Julia Smith, of Glastonbury, Connecticut had a working knowledge of Latin, Greek and Hebrew. Her father had been a Congregationalist minister before he became a lawyer. Having read the Bible in its original languages, she set about creating her own translation, which she completed in 1855, after a number of drafts. The work is a strictly literal rendering, always translating a Greek or Hebrew word with the same word wherever possible. Smith accomplished this work on her own in the span of eight years (1847 to 1855). She had sought out no help in the venture, even writing, "I do not see that anybody can know more about it than I do." Smith's insistence on complete literalness, plus an effort to translate each original word with the same English word, combined with an odd notion of Hebrew tenses (often translating the Hebrew imperfect tense with the English future) results in a translation that is mechanical and often nonsensical. However, such a translation if overly literal might be valuable to consult in checking the meaning of some individual verse. One notable feature of this translation was the prominent use of the Divine Name, Jehovah, throughout the Old Testament of this Bible version.
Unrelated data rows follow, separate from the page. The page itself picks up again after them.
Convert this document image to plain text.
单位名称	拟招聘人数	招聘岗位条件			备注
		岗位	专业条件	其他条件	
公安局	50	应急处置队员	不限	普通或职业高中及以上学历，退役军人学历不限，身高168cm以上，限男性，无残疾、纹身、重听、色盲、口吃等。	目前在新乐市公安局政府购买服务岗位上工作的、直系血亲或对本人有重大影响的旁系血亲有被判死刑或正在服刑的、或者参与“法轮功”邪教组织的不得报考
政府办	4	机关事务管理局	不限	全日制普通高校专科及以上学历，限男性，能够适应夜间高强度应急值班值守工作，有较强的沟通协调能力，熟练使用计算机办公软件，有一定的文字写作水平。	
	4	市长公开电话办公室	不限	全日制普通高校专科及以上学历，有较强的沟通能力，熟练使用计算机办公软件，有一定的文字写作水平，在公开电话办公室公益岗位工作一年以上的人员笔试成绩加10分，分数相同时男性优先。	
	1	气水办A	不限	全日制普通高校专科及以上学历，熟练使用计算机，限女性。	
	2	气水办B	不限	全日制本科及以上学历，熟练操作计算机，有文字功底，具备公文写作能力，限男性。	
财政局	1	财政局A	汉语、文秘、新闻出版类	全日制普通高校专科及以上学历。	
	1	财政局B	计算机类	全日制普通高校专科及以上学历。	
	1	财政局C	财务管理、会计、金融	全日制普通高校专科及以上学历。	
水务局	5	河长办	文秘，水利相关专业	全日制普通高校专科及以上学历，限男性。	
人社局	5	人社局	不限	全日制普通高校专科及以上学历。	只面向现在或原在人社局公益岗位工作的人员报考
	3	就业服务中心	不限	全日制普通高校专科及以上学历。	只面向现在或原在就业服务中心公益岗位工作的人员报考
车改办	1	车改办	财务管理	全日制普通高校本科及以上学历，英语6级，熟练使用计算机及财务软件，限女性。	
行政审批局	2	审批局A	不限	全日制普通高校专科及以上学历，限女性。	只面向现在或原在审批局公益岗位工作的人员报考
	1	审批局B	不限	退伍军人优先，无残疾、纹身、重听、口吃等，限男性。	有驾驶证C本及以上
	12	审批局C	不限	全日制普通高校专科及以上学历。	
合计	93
In 1876, at 84 years of age some 21 years after completing her work, she finally sought publication. The publication costs ($4,000) were personally funded by Julia and her sister Abby Smith. The 1,000 copies printed were offered for $2.50 each, but her household auction in 1884 sold about 50 remaining copies.
The translation fell into obscurity as it was for the most part too literal and lacked any flow. For example, Jer. 22:23 was given as follows: "Thou dwelling in Lebanon, building as nest in the cedars, how being compassionated in pangs coming to thee the pain as in her bringing forth." However, the translation was the only Contemporary English translation out of the original languages available to English readers until the publication of The British Revised Version in 1881-1894.(The New testament was published in 1881, the Old in 1884, and the Apocrypha in 1894.) This makes it an invaluable Bible for its period.